EW is on Jackson Watch
Now that two thirds of the Michael Trinity — Jordan and Tyson — have returned from the wilderness, the third, less athletic member is edging toward his own emergence from exile. Last month, Michael Jackson, the temporarily dethroned King of Pop, briefly courted the spotlight by inviting 46 children from around the world to his Neverland Valley Ranch for a three-day seminar on children’s issues, sanctioned by the United Nations. But the real close-up is being saved for June 20, when Jackson’s long-delayed double album, HIStory, Past, Present & Future — Book 1, hits stores.
His first release since 1991’s Dangerous, the new disc has been keeping the star busy. On paper, HIStory reads like some maximalist Victorian tome: The album includes a 52-page booklet (with testimonials from Jackie Onassis and Elizabeth Taylor), 15 new songs, and 15 remastered hits. The former include collaborations with sister Janet (on the first single, ”Scream”), Boyz II Men, the Notorious B.I.G., Slash, R. Kelly, and Shaquille O’Neal. Sprinkled among the new songs are covers of Charlie Chaplin’s ”Smile” and the Beatles’ ”Come Together,” as well as one cut — ”Childhood” — from the upcoming Free Willy 2 soundtrack.
”Scream,” with a video likely to feature Janet and Michael, officially opens the floodgates when it hits the radio on May 23. But Jackson has planned his comeback to be as massive as his 1993 downfall. Coming soon are videos, commercials, a Jackson 5 boxed set, and 3T, an album by brother Tito’s three sons for which Michael produced two cuts and lent his voice.

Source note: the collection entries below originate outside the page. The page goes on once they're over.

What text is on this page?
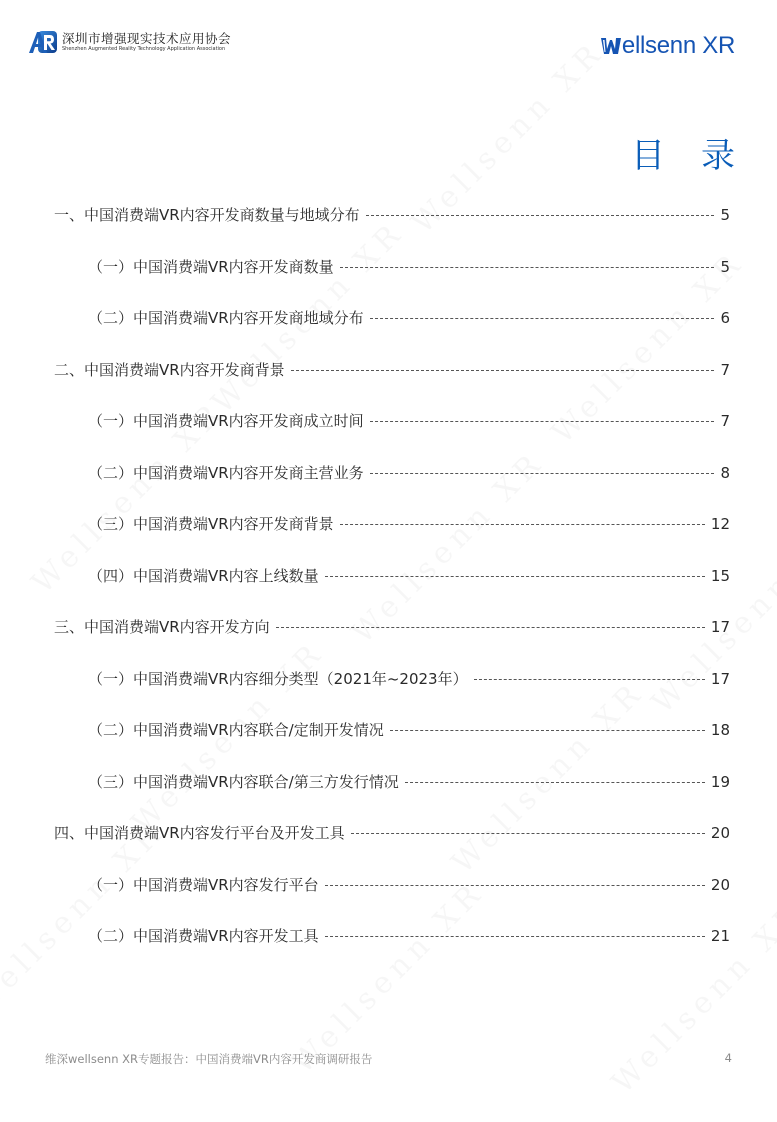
深圳市增强现实技术应用协会
Shenzhen Augmented Reality Technology Application Association	ellsenn XR
目录
一、中国消费端VR内容开发商数量与地域分布	5
（一）中国消费端VR内容开发商数量	5
（二）中国消费端VR内容开发商地域分布	6
二、中国消费端VR内容开发商背景	7
（一）中国消费端VR内容开发商成立时间	7
（二）中国消费端VR内容开发商主营业务	8
（三）中国消费端VR内容开发商背景	12
（四）中国消费端VR内容上线数量	15
三、中国消费端VR内容开发方向	17
（一）中国消费端VR内容细分类型（2021年~2023年）	17
（二）中国消费端VR内容联合/定制开发情况	18
（三）中国消费端VR内容联合/第三方发行情况	19
四、中国消费端VR内容发行平台及开发工具	20
（一）中国消费端VR内容发行平台	20
（二）中国消费端VR内容开发工具	21
维深wellsenn XR专题报告：中国消费端VR内容开发商调研报告	4
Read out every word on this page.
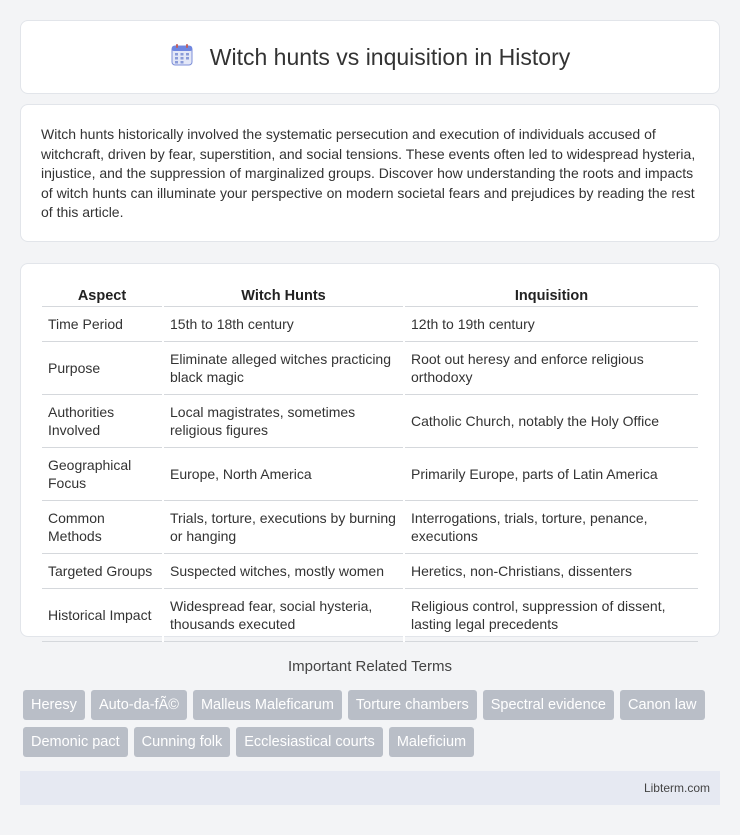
Witch hunts vs inquisition in History

Witch hunts historically involved the systematic persecution and execution of individuals accused of witchcraft, driven by fear, superstition, and social tensions. These events often led to widespread hysteria, injustice, and the suppression of marginalized groups. Discover how understanding the roots and impacts of witch hunts can illuminate your perspective on modern societal fears and prejudices by reading the rest of this article.

Aspect	Witch Hunts	Inquisition
Time Period	15th to 18th century	12th to 19th century
Purpose	Eliminate alleged witches practicing black magic	Root out heresy and enforce religious orthodoxy
Authorities Involved	Local magistrates, sometimes religious figures	Catholic Church, notably the Holy Office
Geographical Focus	Europe, North America	Primarily Europe, parts of Latin America
Common Methods	Trials, torture, executions by burning or hanging	Interrogations, trials, torture, penance, executions
Targeted Groups	Suspected witches, mostly women	Heretics, non-Christians, dissenters
Historical Impact	Widespread fear, social hysteria, thousands executed	Religious control, suppression of dissent, lasting legal precedents
Important Related Terms
Heresy	Auto-da-fÃ©	Malleus Maleficarum	Torture chambers	Spectral evidence	Canon law
Demonic pact	Cunning folk	Ecclesiastical courts	Maleficium
Libterm.com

Most observers have faith that the marketing blitzkrieg will serve its purpose. ”HIStory will be the biggest-selling record of the year,” predicts Lew Garrett, buying and merchandising vice president of Camelot Music. The lingering taint of scandal, says Garrett, ”will sprout wings and fly away once Michael and Janet are at No. 1 on the charts.” Reports producer Jimmy Jam: ”The album is diverse but danceable. You could put it on at a party, and you’d be fine.” Still, not everyone is thrilled at the prospect of a rejuvenated Jackson. According to one report, a farmer in India has found that Jackson tunes scare wild pigs away from his crops. Beat it, indeed.